In truth I think I am just a tiny bit onto the edge of the autism spectrum, if that can be allowed as an excuse, if not an explanation, for a lifelong fascination with things, accompanied by a lifelong disinterest in people. Physical things, and how they work, have engaged me from earliest childhood. Here I am fascinated by a thing at age 3.
I have brought that same focused attention to things ever since. From this age through high school my favorite things were automobiles. I learned everything there was to know about them. Each month the school library would get a new copy of Car and Driver and I would be the first to read it. I disassembled cars and sometimes reassembled them successfully. I had a small motorcycle that I completely rebuilt. (I never had the money, the access to tools, or the mentoring needed to build a proper custom vehicle.)
I never stopped caring about cars, but I added electronic devices to my interests. I mastered radio and hi-fi amplifier circuits, first with vacuum tubes and then transistors. When I dropped out of college I took a year of electronics vocational school, in order to pass the Federal Communications Commission exam to operate broadcast transmitters. (If you have a transmitter with more than 1000 watts of power, I’m your boy.)

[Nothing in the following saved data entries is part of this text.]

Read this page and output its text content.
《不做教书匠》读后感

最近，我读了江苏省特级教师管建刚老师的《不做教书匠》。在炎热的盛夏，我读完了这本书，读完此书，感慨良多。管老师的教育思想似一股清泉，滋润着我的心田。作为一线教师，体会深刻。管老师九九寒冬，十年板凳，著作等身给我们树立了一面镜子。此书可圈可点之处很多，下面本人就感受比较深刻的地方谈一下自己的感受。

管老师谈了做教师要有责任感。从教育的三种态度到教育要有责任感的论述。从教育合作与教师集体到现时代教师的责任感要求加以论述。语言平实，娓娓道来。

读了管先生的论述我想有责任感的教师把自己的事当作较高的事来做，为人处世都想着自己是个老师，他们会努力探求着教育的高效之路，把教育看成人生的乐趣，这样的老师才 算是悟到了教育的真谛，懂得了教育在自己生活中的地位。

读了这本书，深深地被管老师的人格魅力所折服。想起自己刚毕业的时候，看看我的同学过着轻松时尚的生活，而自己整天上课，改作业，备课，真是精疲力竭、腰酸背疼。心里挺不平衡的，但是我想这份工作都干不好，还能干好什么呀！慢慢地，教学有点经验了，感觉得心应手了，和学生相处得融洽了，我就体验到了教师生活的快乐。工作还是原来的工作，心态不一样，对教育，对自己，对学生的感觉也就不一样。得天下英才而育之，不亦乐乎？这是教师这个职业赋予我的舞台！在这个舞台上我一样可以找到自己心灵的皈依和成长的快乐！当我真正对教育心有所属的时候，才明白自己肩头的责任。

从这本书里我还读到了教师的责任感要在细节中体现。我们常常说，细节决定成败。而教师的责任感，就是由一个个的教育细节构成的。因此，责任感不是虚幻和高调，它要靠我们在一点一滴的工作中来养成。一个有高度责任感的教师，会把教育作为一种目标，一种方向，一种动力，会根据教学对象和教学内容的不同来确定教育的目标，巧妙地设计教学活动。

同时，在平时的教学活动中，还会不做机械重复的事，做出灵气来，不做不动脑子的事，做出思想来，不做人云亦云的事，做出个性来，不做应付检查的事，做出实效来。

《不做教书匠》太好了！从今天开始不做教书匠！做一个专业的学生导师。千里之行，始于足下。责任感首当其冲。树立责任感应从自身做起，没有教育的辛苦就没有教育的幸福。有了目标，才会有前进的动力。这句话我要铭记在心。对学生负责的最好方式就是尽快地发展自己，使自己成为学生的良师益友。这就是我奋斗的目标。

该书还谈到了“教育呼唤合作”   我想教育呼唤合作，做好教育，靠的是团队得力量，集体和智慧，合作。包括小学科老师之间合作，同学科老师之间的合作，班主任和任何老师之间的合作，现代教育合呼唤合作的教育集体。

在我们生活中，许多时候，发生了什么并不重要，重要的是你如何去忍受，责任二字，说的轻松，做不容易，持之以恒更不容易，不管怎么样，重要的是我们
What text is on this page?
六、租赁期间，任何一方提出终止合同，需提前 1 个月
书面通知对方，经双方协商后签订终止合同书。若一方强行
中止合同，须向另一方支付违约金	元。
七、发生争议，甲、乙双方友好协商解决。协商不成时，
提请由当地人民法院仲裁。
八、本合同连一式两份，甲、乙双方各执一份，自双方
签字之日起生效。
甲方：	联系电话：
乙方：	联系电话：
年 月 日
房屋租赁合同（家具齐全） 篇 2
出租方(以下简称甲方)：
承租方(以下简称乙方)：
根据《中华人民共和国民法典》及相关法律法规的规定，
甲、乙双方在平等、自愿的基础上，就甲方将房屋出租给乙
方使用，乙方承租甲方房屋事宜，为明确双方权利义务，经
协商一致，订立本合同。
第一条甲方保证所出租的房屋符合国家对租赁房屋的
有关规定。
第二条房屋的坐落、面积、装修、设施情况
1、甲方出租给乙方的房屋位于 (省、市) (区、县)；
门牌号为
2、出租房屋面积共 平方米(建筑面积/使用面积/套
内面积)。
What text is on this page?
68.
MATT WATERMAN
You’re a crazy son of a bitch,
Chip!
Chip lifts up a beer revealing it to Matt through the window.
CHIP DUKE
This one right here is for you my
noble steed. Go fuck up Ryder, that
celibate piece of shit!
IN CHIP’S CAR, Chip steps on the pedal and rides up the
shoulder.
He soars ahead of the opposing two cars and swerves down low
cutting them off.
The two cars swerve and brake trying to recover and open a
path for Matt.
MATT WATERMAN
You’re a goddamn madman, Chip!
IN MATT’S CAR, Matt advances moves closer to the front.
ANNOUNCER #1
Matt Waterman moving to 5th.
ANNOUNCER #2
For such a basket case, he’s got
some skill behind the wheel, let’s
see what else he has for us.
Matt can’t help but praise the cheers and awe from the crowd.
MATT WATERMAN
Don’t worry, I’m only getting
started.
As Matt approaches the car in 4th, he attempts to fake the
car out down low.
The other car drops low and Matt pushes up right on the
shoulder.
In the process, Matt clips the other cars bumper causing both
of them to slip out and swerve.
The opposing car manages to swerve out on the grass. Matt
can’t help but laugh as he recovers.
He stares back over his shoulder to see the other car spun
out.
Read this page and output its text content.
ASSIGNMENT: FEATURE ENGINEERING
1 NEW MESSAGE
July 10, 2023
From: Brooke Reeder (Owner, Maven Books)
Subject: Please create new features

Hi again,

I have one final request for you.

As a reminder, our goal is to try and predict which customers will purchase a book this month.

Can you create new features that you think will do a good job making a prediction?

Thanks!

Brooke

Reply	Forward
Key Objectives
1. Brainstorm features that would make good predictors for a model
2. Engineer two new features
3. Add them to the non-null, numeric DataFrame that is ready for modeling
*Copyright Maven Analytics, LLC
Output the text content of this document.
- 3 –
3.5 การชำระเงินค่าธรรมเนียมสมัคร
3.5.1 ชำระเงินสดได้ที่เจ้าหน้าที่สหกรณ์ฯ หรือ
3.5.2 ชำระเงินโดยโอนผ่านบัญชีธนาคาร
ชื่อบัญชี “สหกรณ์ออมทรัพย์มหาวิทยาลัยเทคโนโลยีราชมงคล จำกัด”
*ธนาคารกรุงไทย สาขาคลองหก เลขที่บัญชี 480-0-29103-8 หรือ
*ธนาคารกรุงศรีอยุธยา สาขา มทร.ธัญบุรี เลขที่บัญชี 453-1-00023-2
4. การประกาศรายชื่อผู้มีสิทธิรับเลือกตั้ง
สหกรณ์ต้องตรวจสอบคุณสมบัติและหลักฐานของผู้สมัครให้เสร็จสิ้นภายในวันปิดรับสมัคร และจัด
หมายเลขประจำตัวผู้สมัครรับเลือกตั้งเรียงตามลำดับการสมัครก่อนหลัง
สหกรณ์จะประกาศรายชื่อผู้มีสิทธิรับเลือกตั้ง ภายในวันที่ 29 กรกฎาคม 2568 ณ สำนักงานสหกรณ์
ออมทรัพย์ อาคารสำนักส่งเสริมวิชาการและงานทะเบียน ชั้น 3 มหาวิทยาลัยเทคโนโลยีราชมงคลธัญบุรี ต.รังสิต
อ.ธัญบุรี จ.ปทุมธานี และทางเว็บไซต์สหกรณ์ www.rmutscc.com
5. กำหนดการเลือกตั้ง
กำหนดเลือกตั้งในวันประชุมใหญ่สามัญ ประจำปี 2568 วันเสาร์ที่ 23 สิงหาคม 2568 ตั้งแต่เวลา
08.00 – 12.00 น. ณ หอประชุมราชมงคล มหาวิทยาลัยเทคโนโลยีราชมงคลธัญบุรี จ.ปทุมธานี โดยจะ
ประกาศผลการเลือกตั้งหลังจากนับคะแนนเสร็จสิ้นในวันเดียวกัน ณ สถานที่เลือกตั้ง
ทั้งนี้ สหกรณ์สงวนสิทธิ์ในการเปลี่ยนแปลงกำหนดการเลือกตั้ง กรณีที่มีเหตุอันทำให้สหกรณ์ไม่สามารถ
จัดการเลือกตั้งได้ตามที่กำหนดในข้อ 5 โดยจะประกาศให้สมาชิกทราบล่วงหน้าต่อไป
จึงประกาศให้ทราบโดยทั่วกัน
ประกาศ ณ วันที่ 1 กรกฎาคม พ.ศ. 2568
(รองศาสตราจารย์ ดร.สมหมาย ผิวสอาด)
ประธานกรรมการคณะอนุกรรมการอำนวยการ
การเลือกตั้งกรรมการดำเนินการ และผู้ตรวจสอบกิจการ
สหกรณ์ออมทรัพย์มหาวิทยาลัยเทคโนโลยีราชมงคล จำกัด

While in fact I never laid a finger on such a transmitter, that license got me other jobs, first with the telephone company — which had buildings full of quite boring things in which I quickly lost interest — and then with IBM, which had a wide range of absolutely delightful things, endlessly complex yet logical, some mechanical, like keypunches and card sorters, and then the electronic ones, the computers.
And then I realized that the computers were only the physical arena for a vastly wider, near-infinite, array, of entrancing mental things called “Software”. You may imagine me as a 30-year-old peering into a CRT terminal with exactly the same intensity as 3-year-old me stared into that headlight.
I’ve never thought of “Technology” as something separate from me or from life. Life is really all the things, mostly interesting, some boring, all connected by common principles, one interest leading to another. Oh, sure, there’s people too. They’re important. You have to say that, so they’ll stop bothering you and let you get back to your things.